I was curious what the installed web app's functionality was, so I installed it on a testing machine at the office. It's actually a pretty cool app, but of course, quite dangerous to have running on a production machine somewhere. It's pretty much a file manipulation app - browse files/directories, download/upload, delete, copy, rename, move and launch external programs.

Here is a screenshot:

JSP RAT screenshot
If you encounter problems by having had this app on your systems, please provide any help you can here for others.

Additional relevant information can be found here: http://grokbase.com/t/tomcat/users/12bv3sbkpy/malware-found-the-tomcat-6-0-29


Saturday, June 23, 2012

Jersey, REST, MyBatis

I am new to REST and Jersey. Have been going through some online tutorials I googled and reading some books. I created a project and got everything setup. I created the database layer using MyBatis, which I have used in many other projects. I followed the tutorial exactly and got it working.
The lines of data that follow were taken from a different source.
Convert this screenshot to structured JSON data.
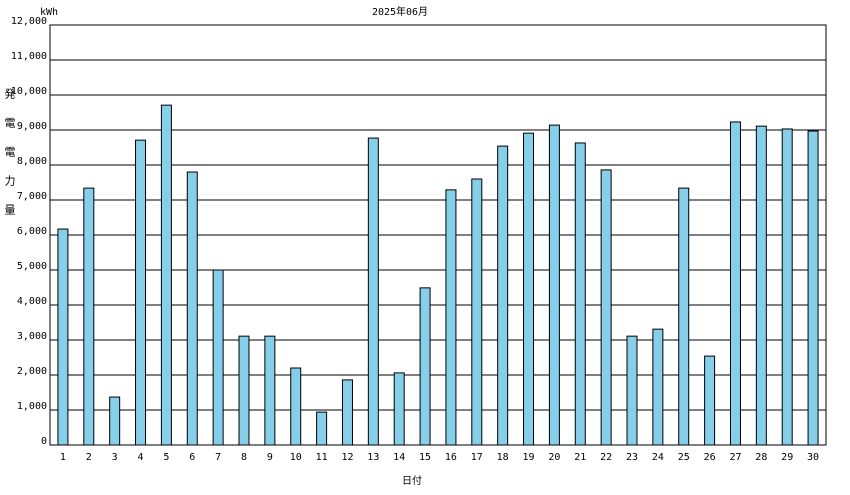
{
  "chart_data": {
    "type": "bar",
    "title": "2025年06月",
    "unit": "kWh",
    "y_label": "発電電力量",
    "x_label": "日付",
    "categories": [
      "1",
      "2",
      "3",
      "4",
      "5",
      "6",
      "7",
      "8",
      "9",
      "10",
      "11",
      "12",
      "13",
      "14",
      "15",
      "16",
      "17",
      "18",
      "19",
      "20",
      "21",
      "22",
      "23",
      "24",
      "25",
      "26",
      "27",
      "28",
      "29",
      "30"
    ],
    "values": [
      6170,
      7340,
      1370,
      8710,
      9710,
      7800,
      5000,
      3110,
      3110,
      2200,
      940,
      1860,
      8770,
      2060,
      4490,
      7290,
      7600,
      8540,
      8910,
      9140,
      8630,
      7860,
      3110,
      3310,
      7340,
      2540,
      9230,
      9110,
      9030,
      8970
    ],
    "color": "#87ceeb",
    "ylim": [
      0,
      12000
    ],
    "yticks": [
      0,
      {
        "value": 1000,
        "label": "1,000"
      },
      {
        "value": 2000,
        "label": "2,000"
      },
      {
        "value": 3000,
        "label": "3,000"
      },
      {
        "value": 4000,
        "label": "4,000"
      },
      {
        "value": 5000,
        "label": "5,000"
      },
      {
        "value": 6000,
        "label": "6,000"
      },
      {
        "value": 7000,
        "label": "7,000"
      },
      {
        "value": 8000,
        "label": "8,000"
      },
      {
        "value": 9000,
        "label": "9,000"
      },
      {
        "value": 10000,
        "label": "10,000"
      },
      {
        "value": 11000,
        "label": "11,000"
      },
      {
        "value": 12000,
        "label": "12,000"
      }
    ],
    "grid": true
  }
}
As soon as I used MyBatis to create and populate the bean/pojo object, I would get this exception message:

SEVERE: A message body writer for Java class com.myproject.dto.Person$$EnhancerByCGLIB$$3806666a, and Java type class com.myproject.dto.Person, and MIME media type text/xml was not found

Not knowing much about how Jersey worked, with all the annotations, I initially thought it was a problem with one of the data types of the Person class, but soon discovered that was not it. I created two Person objects, one through MyBatis and one using the Java new operator. I noticed the one created with the Java new operator had member variables named CGLIB$BOUND set to true and CGLIB$CALLBACK_0 set with a value, but the Person object created by MyBatis did not. I googled "cglib$bound in mybatis" and found an entry that took me to the MyBatis source code with some error text that said "Cannot enable lazy loading because CGLIB is not available. Add CGLIB to your classpath."

So I decided to disable lazy loading in my MyBatis config file

<setting name="lazyLoadingEnabled" value="false"/>

and this fixed the problem!

Is this documented somewhere? Did I really have to spend 3 hours trying to track this down?